This is how Slimstat collects its data about visitors and pageviews:


  1. When a page is dynamically generated by WordPress, an event (a "hook" in WordPress terminology) invokes the tracker [1]
  2. The tracker analyzes the request, and captures all the information received from the web server (IP address, URL of the resource, cookies, etc) [2]
  3. Based on the options configured by the administrator, Slimstat makes the appropriate decisions on how to treat/manipulate this information 
  4. If this request doesn't match any of the filters in the various blacklists available, Slimstat stores the manipulated information in wp_slim_stats


[1] http://codex.wordpress.org/Plugin_API/Action_Reference

[2] https://plugins.trac.wordpress.org/browser/wp-slimstat/trunk/wp-slimstat.php


Server and Client Mode


In "Server Mode", Slimstat executes the steps here above before the page is sent to the visitor; while in "Client Mode", a Javascript file is added to the page source code, and this will trigger the steps above AFTER the page has been loaded by the browser (similarly to what Google Analytics does).
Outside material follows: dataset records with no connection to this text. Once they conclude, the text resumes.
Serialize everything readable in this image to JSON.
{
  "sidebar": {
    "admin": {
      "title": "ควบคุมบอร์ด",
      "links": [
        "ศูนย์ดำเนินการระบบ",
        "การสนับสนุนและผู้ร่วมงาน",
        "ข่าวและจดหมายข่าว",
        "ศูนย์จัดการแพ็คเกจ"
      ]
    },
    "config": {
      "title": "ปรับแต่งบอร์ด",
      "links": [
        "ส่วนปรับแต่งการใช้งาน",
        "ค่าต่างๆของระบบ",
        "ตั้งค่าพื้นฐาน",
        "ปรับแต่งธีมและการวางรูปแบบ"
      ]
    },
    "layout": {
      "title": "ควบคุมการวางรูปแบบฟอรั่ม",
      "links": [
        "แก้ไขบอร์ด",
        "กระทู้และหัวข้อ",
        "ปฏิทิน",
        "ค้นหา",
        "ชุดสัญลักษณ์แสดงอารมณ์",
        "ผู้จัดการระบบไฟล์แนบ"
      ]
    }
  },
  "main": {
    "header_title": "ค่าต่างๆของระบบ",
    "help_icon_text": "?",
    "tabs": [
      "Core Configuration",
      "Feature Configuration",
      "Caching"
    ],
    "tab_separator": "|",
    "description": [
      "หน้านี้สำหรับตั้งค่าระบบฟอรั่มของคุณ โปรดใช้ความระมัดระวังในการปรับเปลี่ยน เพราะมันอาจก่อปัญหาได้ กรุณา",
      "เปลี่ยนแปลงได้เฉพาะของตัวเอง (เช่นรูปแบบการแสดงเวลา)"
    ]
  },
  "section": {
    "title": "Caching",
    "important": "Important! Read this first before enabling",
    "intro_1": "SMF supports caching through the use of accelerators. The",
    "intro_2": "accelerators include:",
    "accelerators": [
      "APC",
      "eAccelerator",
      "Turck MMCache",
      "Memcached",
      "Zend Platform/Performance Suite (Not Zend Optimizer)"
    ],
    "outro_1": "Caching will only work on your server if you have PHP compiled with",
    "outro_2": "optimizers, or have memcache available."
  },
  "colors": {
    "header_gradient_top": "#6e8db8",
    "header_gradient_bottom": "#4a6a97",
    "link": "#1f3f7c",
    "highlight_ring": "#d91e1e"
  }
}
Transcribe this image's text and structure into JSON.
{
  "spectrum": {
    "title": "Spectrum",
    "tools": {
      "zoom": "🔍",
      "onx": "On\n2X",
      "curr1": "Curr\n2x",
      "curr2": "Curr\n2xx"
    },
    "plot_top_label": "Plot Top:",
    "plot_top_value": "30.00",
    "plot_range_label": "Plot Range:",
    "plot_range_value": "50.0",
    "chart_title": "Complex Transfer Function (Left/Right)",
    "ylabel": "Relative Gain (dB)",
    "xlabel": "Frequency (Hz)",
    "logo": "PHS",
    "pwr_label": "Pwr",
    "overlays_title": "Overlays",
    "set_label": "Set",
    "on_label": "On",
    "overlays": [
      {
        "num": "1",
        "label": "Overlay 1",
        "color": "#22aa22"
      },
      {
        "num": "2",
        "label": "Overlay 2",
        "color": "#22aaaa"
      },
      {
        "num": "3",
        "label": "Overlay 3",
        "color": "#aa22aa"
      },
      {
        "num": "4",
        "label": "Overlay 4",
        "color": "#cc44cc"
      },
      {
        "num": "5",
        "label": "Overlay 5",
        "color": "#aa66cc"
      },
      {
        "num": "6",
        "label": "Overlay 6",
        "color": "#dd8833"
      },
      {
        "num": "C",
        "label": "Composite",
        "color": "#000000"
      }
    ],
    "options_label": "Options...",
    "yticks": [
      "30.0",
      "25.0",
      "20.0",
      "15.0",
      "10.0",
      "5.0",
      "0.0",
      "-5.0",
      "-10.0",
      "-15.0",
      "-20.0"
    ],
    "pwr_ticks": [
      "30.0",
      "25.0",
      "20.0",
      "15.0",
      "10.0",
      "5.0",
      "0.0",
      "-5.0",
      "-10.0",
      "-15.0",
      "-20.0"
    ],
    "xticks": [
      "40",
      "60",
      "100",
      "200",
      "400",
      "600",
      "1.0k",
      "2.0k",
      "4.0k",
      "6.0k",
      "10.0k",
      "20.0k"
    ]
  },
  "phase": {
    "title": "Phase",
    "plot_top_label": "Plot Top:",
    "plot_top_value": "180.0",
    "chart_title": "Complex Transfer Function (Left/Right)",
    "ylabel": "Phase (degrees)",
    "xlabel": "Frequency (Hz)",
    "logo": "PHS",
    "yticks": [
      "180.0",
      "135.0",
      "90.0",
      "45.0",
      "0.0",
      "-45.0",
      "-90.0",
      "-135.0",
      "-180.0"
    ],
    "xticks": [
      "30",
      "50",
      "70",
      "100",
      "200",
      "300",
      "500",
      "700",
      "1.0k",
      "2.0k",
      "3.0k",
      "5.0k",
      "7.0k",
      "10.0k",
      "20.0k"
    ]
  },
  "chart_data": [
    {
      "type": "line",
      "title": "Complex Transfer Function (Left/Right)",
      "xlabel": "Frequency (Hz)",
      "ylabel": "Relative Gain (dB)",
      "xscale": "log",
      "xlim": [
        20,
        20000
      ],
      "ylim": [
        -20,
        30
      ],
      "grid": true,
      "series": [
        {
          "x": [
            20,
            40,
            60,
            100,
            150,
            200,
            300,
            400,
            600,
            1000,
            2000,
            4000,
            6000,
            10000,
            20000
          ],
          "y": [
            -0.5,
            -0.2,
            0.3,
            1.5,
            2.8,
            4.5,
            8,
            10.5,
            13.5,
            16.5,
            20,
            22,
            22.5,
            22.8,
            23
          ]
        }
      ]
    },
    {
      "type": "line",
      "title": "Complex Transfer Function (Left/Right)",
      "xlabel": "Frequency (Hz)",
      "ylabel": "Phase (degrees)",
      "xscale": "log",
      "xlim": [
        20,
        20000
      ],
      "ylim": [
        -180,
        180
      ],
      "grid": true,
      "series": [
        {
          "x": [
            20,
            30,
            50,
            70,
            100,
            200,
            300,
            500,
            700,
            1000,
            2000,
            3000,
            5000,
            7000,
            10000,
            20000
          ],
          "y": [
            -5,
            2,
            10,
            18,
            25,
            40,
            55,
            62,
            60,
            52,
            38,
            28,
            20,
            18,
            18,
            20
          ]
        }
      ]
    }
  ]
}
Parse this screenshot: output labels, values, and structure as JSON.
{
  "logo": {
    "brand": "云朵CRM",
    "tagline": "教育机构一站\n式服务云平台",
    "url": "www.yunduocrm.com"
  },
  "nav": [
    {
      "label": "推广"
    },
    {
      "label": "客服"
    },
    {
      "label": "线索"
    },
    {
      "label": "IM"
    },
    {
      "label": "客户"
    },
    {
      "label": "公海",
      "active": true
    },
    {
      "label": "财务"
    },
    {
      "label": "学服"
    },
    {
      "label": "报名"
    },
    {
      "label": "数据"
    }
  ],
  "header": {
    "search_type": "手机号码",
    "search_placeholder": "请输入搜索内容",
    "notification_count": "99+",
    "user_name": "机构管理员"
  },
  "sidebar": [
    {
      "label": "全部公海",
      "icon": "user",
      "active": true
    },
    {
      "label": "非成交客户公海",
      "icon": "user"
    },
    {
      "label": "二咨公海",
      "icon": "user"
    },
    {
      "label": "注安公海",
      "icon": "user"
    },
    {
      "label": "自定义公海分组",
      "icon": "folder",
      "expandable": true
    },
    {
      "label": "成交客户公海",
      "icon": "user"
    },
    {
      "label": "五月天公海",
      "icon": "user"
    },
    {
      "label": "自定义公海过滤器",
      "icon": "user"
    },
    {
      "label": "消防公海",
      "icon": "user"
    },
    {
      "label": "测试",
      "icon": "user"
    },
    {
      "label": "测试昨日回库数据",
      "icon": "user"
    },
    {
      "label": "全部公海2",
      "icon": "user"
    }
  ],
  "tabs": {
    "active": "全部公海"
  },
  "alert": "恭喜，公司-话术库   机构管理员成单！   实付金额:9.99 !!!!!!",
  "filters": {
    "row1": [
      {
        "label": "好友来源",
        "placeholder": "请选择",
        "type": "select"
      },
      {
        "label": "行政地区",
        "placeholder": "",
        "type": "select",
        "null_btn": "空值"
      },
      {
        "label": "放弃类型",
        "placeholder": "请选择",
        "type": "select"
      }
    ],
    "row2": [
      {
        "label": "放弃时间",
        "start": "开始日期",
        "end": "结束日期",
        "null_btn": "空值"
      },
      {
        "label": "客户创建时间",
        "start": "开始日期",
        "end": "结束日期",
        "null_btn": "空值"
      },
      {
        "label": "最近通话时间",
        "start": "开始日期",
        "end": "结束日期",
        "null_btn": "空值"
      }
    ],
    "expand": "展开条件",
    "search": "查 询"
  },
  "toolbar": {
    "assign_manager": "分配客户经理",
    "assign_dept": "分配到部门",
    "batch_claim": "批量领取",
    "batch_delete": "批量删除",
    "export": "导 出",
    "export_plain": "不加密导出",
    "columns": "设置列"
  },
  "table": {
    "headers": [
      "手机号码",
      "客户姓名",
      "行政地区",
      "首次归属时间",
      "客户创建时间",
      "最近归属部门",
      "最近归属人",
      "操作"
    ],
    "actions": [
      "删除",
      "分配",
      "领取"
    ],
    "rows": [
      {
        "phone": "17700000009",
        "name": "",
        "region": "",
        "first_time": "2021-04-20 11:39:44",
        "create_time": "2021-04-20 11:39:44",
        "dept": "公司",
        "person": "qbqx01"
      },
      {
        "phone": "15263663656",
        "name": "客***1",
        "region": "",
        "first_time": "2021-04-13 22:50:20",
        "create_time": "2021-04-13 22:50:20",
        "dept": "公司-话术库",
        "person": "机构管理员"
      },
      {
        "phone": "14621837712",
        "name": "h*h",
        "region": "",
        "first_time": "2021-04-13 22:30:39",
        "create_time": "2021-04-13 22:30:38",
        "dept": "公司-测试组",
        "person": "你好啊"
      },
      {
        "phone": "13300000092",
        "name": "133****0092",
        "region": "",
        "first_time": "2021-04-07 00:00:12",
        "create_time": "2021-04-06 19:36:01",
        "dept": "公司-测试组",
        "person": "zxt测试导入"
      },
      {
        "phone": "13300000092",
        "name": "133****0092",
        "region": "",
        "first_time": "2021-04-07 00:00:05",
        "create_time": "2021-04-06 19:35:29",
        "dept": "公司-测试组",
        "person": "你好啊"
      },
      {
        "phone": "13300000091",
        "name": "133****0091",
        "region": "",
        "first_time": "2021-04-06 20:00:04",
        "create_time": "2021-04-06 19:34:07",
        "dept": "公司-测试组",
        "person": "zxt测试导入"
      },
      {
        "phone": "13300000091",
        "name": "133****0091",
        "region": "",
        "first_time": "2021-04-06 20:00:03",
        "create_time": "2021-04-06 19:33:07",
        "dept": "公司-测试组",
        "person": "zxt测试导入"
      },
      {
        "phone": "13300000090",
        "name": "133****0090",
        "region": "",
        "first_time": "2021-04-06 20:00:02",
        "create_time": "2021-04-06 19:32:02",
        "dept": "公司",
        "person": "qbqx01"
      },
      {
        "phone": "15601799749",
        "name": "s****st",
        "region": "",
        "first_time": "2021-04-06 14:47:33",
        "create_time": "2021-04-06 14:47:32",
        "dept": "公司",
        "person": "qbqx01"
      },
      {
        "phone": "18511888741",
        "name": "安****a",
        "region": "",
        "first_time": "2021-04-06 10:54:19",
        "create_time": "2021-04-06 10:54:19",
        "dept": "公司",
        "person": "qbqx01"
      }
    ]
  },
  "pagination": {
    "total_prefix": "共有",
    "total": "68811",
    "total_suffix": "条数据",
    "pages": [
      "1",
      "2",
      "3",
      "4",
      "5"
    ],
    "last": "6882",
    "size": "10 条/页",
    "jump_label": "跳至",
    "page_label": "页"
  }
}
There are pros and cons in both approaches, and we let the user decide which one works best for their specific case/needs.


Report Engine


The report engine [3] retrieves the information from the database and, executing a predetermined list of SQL queries, calculates all the metrics that compose all the reports visualized in the admin. The report engine is also in charge of parsing all the filters (browser equals Firefox, Permalink contains /articles/, etc) and converting them to SQL code to be used during the requests.